Danach arbeiteten sie in Kleingruppen an den drei Schwerpunktthemen: Videospiele, Cybermobbing, Künstliche Intelligenz und Stereotype. In diesen Workshops gab es Vorträge und Diskussionen, ebenso wie praktische Übungen und Fallbeispiele. Durch den abwechslungsreichen Mix aus Theorie und Praxis konnten die Jugendlichen viel lernen. Zum Abschluss des Tages tauschten sich alle Beteiligten über ihre Erfahrungen aus und erhielten Hinweise, wie sie ihr Wissen an unserer Schule weitergeben können. Insgesamt war der Ausbildungstag geprägt von Teamarbeit und motivierenden Lernmomenten.
Wichtige Themen im Fokus
Videospiele: Computerspiele sind ein fester Bestandteil der Lebenswelt Jugendlicher. Sie können „den Unterricht lebendiger gestalten“ und die Lernmotivation steigern. Im Workshop lernten die Schüler*innen, Spiele kritisch zu betrachten – etwa auf Alterskennzeichnungen und Inhalte zu achten. Auch der Einsatz von Lernspielen wurde beleuchtet, denn Spiele bieten nachweislich ein großes Potenzial für Bildung.
Cybermobbing: Im Internet ist schnelle Kommunikation möglich, doch damit verbunden ist auch die Gefahr von digitaler Gewalt. Laut einer Studie war fast jede fünfte Schülerin bzw. jeder fünfte Schüler bereits von Cybermobbing betroffen. Die Jugendlichen erfuhren, dass Cybermobbing ernste Folgen haben kann: Viele Betroffene fühlen sich verletzt und verzweifelt, in einigen Fällen äußerten Betroffene sogar Suizidgedanken. Daher ist es besonders wichtig, sich mit Prävention und sicheren Verhaltensweisen im Netz auszukennen.

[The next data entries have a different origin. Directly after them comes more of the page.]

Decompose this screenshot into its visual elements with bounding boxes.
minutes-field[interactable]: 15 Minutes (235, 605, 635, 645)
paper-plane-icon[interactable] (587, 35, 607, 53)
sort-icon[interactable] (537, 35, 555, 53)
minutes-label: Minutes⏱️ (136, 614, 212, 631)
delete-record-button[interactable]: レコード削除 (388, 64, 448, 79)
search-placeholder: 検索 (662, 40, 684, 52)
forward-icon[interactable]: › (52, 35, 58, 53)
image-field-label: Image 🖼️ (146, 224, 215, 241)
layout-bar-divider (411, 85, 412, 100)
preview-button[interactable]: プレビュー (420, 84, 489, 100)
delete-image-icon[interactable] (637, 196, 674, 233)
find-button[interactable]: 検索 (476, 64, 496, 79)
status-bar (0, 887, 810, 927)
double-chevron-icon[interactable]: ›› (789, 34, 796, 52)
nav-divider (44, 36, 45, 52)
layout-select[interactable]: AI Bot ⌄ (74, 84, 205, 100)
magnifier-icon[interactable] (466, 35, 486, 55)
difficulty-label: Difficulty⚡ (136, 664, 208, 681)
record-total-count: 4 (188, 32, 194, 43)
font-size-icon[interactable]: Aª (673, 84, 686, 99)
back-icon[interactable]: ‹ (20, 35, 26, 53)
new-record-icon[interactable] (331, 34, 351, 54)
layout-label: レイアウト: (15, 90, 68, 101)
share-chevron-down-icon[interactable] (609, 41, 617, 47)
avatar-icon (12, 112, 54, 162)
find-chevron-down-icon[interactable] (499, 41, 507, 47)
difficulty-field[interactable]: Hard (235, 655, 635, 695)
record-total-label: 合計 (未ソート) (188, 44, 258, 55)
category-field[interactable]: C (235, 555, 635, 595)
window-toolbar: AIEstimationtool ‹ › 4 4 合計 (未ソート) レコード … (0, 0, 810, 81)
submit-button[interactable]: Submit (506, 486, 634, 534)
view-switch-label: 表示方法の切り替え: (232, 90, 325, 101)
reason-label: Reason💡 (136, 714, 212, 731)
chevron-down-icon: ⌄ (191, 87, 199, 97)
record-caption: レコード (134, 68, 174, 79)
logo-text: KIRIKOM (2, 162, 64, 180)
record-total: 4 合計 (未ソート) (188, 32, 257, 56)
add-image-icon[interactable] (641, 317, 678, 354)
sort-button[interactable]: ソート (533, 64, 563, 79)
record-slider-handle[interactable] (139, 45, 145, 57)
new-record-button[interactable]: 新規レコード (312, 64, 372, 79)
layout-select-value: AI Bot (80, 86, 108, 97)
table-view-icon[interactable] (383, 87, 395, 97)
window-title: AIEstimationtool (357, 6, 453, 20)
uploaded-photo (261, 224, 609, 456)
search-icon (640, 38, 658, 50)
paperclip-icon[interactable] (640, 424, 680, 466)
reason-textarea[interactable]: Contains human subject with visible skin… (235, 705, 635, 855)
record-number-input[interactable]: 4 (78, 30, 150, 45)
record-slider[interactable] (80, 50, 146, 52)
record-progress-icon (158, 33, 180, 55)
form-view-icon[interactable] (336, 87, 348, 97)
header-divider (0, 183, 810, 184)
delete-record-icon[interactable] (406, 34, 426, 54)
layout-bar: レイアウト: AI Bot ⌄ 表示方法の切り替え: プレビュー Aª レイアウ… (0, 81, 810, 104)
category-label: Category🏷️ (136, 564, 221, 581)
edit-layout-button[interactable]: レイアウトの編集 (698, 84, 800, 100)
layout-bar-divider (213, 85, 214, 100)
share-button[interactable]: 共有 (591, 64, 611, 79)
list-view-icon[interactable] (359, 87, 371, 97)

Künstliche Intelligenz (KI) und Stereotype: In diesem Workshop ging es um die Chancen und Risiken von KI-Anwendungen. Die Schülerinnen und Schüler lernten, wie etwa Sprachassistenten und Bildgeneratoren funktionieren. Zudem zeigte eine aktuelle UNESCO-Studie, dass große KI-Modelle systematisch geschlechtsspezifische und andere Stereotype reproduzieren können. Die Jugendlichen wurden sensibilisiert, KI-Inhalte kritisch zu hinterfragen und Technologien verantwortungsbewusst zu nutzen.
Schülerinnen als Multiplikatorinnen
Nach diesem Ausbildungstag sind unsere Schülerinnen bestens vorbereitet, das erworbene Wissen an andere weiterzugeben. Schon bald leiten sie Peer-Workshops für die fünften Klassen und übernehmen dabei eine Mentorinnen-Rolle. Sie vermitteln ihre Themen „auf Augenhöhe“ – mit ähnlichen Erfahrungen und in einer vertrauten Sprache. Dieser Peer-to-Peer-Ansatz schafft Vertrauen und motiviert unsere Jüngeren, sich intensiv mit den Inhalten auseinanderzusetzen.
Die Schülerinnen und Schüler stärken damit ihre eigenen Kompetenzen in Kommunikation und Selbstvertrauen und fördern eine verantwortungsvolle und sichere Mediennutzung in der ganzen Schulgemeinschaft.